— Но, по-моему, он сам в целом представляет собой символ: ведь это окамененный образ Ветхого Завета, изображающий сокрушение и страх.
— И не только: еще и мир душевный, — заметил аббат. — Уверяю вас, чтобы правильно понять этот стиль, надобно взойти к его истокам, к первым временам монашества: он их совершенное выражение, а стало быть, перенестись мысленно к Отцам Церкви, к инокам-пустынножителям.
Каков же совершенно особый характер этой восточной мистики? Спокойствие в вере, любовь, пламенеющая сама собой, боголюбие без блеска, горячее, но внутреннее.
Ведь вы не найдете в книгах египетских отшельников бурного пыла Маддалены Пацци и Екатерины Сиенской{30}, нет там и страстных возгласов святой Анджелы. Ничего подобного: никаких любовных восклицаний, никакого трепета, никаких жалоб. Они видят в Спасителе не оплакиваемую жертву, а посредника, друга, старшего брата. Для них он прежде всего, по слову Оригена, «мост, переброшенный от нас к Отцу».

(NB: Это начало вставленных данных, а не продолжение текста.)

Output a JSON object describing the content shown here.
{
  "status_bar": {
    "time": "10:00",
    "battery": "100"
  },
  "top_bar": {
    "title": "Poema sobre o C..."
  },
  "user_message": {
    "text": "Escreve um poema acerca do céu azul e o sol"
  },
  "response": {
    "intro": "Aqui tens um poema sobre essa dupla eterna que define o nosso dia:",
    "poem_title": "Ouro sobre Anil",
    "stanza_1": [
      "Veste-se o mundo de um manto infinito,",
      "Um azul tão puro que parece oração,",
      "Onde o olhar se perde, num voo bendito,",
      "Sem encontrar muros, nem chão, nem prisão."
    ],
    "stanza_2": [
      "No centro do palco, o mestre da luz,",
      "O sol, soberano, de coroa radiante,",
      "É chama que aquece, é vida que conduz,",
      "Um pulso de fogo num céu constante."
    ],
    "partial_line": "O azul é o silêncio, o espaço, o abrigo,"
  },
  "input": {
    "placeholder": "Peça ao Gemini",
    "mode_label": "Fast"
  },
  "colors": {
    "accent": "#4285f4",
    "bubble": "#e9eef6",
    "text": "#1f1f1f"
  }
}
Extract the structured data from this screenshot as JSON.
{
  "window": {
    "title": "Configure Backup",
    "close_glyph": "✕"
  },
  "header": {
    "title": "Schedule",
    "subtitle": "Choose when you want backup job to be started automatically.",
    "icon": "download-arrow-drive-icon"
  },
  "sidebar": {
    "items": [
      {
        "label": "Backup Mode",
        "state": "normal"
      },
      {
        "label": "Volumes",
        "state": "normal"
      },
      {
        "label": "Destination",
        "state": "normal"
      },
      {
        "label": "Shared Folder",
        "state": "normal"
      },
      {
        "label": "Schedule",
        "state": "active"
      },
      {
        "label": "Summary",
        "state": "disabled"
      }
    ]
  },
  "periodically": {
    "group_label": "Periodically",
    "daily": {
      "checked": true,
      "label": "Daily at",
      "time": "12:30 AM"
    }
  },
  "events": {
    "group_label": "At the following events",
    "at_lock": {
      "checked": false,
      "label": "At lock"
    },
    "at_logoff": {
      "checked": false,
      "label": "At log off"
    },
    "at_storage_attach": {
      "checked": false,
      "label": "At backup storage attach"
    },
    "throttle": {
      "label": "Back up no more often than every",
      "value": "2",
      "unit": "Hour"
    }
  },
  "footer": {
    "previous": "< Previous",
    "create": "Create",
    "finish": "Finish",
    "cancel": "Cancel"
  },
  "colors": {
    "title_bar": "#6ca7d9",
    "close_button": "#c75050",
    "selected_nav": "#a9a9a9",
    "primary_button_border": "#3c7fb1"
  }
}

Когда эти тенденции перенеслись из Африки в Европу, они сохранились; первые западные монахи следовали примеру своих предшественников и по их подобию приспосабливали или возводили церкви.
Много, много покаяния, сокрушения, страха под этими темными сводами, под тяжелыми столпами, в этой крепости, где избранный затворяется, чтобы сопротивляться осаде мира, все это несомненно — но кроме того романская мистика внушает нам и мысль о вере твердой, о терпении мужеском, о благочестии крепком, как ее стены.

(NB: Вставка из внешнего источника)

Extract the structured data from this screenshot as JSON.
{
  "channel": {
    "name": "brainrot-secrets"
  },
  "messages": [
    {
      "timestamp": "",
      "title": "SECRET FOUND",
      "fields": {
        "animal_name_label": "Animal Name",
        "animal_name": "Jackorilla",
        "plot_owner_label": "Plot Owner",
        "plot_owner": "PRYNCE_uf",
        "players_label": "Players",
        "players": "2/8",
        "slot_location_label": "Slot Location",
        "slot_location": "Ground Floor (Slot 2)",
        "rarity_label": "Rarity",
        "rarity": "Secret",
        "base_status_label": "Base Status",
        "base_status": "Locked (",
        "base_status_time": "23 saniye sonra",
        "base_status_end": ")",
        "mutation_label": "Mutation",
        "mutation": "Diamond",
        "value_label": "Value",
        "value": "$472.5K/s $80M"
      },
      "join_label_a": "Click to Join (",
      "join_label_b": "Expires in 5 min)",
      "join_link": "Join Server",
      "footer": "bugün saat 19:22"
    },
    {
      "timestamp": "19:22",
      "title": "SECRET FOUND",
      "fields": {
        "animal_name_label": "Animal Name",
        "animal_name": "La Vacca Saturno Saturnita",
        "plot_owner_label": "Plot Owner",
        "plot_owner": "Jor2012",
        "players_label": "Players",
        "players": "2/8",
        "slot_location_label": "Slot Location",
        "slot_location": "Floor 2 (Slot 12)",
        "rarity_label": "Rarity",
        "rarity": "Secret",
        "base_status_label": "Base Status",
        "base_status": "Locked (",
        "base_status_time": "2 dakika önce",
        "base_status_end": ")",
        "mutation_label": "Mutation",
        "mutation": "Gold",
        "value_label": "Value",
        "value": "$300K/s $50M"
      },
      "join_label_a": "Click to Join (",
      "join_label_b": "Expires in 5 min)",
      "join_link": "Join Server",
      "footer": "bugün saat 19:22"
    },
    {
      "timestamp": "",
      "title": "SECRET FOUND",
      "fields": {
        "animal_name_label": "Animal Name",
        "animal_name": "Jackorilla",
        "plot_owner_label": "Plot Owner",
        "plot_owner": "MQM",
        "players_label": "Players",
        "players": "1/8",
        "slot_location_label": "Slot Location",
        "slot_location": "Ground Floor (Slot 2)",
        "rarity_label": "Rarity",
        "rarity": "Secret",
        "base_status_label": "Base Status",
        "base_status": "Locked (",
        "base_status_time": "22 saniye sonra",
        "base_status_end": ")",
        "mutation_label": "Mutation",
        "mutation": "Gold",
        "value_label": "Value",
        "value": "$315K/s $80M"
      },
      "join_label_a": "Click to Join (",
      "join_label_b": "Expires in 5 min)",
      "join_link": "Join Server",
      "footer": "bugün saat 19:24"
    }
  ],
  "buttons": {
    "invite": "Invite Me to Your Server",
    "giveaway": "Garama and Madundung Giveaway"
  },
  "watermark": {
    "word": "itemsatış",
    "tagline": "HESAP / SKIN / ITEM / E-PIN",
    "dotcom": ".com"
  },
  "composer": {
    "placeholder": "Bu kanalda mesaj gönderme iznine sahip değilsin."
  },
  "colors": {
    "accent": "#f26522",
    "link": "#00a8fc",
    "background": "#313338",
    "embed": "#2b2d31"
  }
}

Конечно, нет в ней пламенных экстазов мистики готической, находящей выражение во всевозможных каменных изысках; но зато романский стиль живет сосредоточенный в себе, в усердии собранном, зреющем в самой глубине души. Он выражен во фразе святого Исаака: In mansuetudine et in tranquillitate, simplifica animam tuam[34].
— Признайтесь, господин аббат, у вас к этому стилю слабость.

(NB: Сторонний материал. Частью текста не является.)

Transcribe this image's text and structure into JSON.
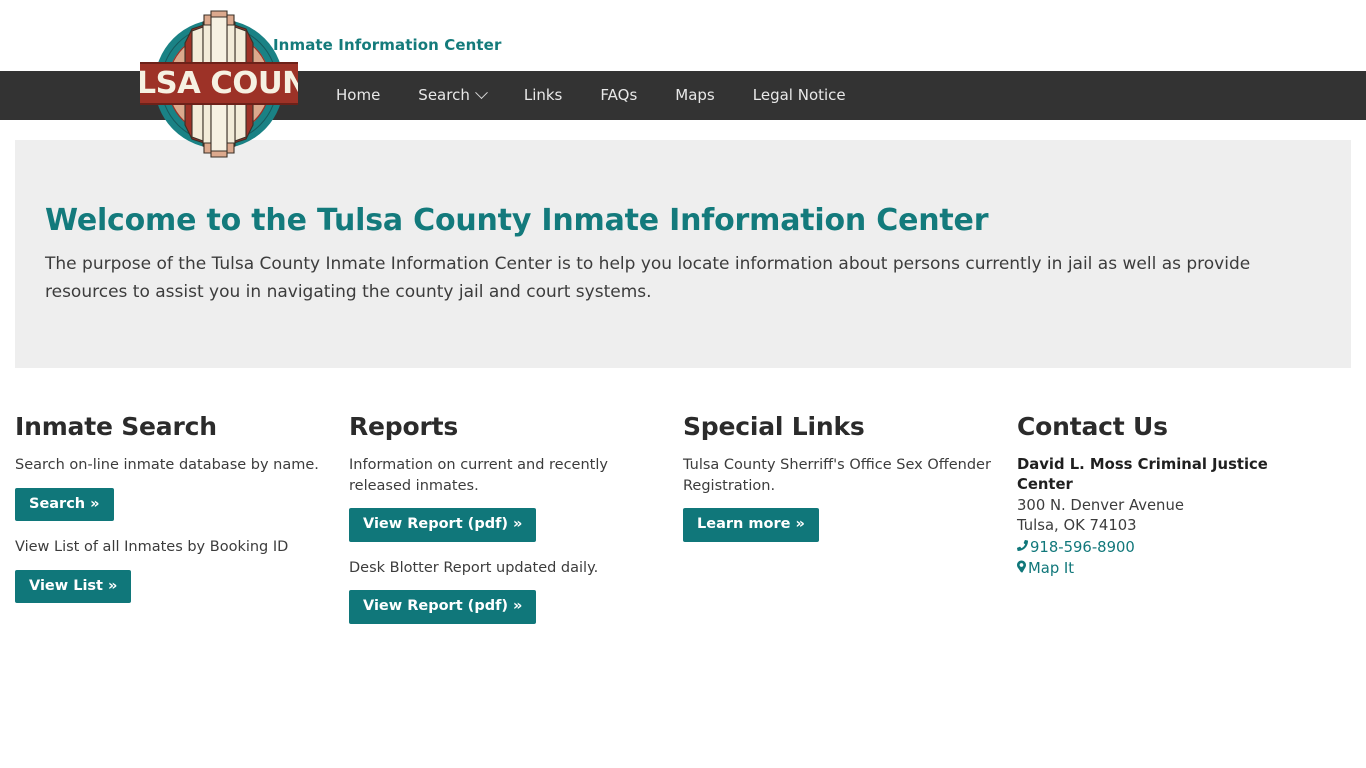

— Может быть; в том отношении, что он менее беспокоен, более смиренен, менее женствен и более сообразен монашеству, нежели готика.
В общем, — произнес священник, подойдя к двери своего дома и пожимая руку Дюрталю, — в общем, это символ духовности, образ иноческого жития; словом, это настоящая монастырская архитектура.
Правда, подумал Дюрталь, в том лишь случае, когда храм не подобен собору Божьей Матери в Пуатье, где весь интерьер размалеван детскими картинками с грубыми тонами: ведь тогда создается впечатление не отречения, не покоя, а ребяческой веселости старого дикаря, впавшего в детство, который смеется оттого, что его татуировки раскрасили, да и всю кожу разрисовали в яркие цвета.
VII
— А сколько собор может вместить молящихся?
— Около восемнадцати тысяч, — ответил аббат Плом. — Но вы и без особых рассуждений поймете, что он никогда не бывает полон и даже во время паломничеств его не наполняют те бесчисленные толпы, что были в Средние века. О, Шартр, мягко говоря, отнюдь не благочестивый город!
— Если он и не враждебен религии, то уж точно равнодушен, — вставил аббат Жеврезен.
— Житель Шартра алчен, апатичен и похотлив, — сказал в ответ аббат Плом. — Прежде всего алчен: ведь страсть к наживе, скрытая маской бездеятельности, здесь ужасна. Честное слово, я по собственному опыту жалею каждого молодого священника, которого при начале служения посылают просвещать Бос.
Он приезжает с горячим желанием самоотверженной деятельности, полон иллюзий, мечтает об апостольских победах, а ему приходится утопать в тишине и пустоте. Хоть бы его гнали, он бы чувствовал, что живет; а его встречают не руганью, но улыбкой, что гораздо хуже; и вдруг он отдает себе отчет, что все дела его бессмысленны, усилия ничтожны, и приходит в отчаянье!
Священство здесь, можно сказать, отборное, составлено из святых людей, но почти все они прозябают, поглощенные бездействием: не читают, не трудятся, костенеют и умирают от скуки в этой провинции.
— Только не вы! — засмеялся Дюрталь. — У вас ведь работы хватает: не вы ли мне рассказывали, что особо ухаживаете за душами прекрасных дам этого города, еще снисходящих до интереса к Иисусу Христу?